We were a different team at Nationals the next day. I don’t think we had too many more of the 10+ error games. We had some really good quizzes in the morning and we had some where we were just satisfied with middle wins, which probably made Mr. Bamford even happier. I remember one quiz where Jesse Campbell (he’s from Spring City but I’m sure everyone knows this guy) was just lighting it up. I really wanted to try to go faster and match him, but we decided to quiz slow, let Jesse quiz out, and got a middle. We seemed to do that a lot at nationals. We just escaped with like 80 points in a lot of quizzes. The worst part of the day was one quiz in Mr. Craig Scott’s room. I was quizzing bad, we had a call go against us that could have gone either way, and then I thought that he made another bad call (which it turned out he was 100% correct on and I was 100% wrong on) that threw me over the edge. Mr. Bamford called a timeout and I think I said something like “This guy is cheating us!” loud enough for everyone in the room to hear. Mr. Bamford took me out for that one. We were behind, but Tommy came up with like the last 3 out of 4 questions or something to save us. We had several more bad quizzes after that, but somehow managed to survive each time. At the very end of the day, we had the best quizzes ever. We were scoring like 250 against really good teams. The best quiz I can remember is when we helped Parsippany beat Capitol City. It was the last question and Capitol City was down 10. We grabbed the last finish the verse question to give them their first loss. We were proud of ourselves.
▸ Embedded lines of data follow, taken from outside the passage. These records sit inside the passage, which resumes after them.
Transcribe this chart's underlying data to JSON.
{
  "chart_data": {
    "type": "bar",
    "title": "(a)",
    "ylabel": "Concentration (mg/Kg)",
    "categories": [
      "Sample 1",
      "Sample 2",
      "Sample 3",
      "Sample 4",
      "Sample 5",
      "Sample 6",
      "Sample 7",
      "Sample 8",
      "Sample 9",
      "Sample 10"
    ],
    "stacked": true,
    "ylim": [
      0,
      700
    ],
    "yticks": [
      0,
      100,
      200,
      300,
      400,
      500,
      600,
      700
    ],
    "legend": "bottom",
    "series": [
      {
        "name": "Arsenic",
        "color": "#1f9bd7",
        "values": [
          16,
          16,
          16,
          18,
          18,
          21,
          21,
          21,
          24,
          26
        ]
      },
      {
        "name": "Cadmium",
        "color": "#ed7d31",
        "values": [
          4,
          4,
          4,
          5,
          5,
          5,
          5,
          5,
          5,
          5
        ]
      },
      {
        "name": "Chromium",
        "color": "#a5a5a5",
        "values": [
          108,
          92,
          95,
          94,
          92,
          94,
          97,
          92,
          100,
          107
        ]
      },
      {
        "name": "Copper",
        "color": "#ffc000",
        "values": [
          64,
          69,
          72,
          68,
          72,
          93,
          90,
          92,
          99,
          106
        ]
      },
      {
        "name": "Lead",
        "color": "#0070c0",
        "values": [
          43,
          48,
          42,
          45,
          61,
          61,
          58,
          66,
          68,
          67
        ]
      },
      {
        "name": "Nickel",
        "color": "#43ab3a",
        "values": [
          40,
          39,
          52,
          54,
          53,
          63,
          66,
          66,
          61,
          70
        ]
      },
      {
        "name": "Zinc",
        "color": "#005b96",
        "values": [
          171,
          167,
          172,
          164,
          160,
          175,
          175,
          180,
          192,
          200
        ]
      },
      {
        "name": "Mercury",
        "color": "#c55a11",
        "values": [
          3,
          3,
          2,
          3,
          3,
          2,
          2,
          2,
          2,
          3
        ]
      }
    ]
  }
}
Finally, Tuesday ended. We had no losses; Old Paths, Capitol City, and Parsippany all had one. The first quiz on Thursday was between us, Old Paths, and Parsippany. We got off to a great start and won the quiz. Parsippany, probably the weakest of the remaining teams, was eliminated. The next quiz, Old Paths got a big lead and we were left fighting it out with Capitol City. It went to a tie breaker question. I jumped and missed. We thought we were done, but Capitol City came off their lights during the question causing Dr. Knapp to give them error. Mr. Clutch, Dusty Logan got the next tie breaker question to put us in the final two.

So it came down to Athens vs. Old Paths—-the two worst two-team quizzing teams in the entire world. They took the early lead in the first quiz and ran away with it towards the end. We were all having visions of choking again. The next quiz, we took the early lead and at question 15 only needed one more in order to win the national championship. Well, we decided to make it more interesting (or at least it turned out to be more interesting). Old Paths got the rest of the questions up to question 20. I think we were still up 10 but that isn’t worth that much. Tim Keenan was the first one up on the question. He missed. We got the rebound on a surprisingly hard question considering it was from John 3:16. We got it right. Four of us jumped up and started celebrating. Tex just sat there. We asked him what he was doing. He said, “Wait, they have a good challenge on this one.” Anyway, I guess you would have had to be there but we still give him a hard time about that.

So that’s the story of Athens Christian School’s 2003 National Championship.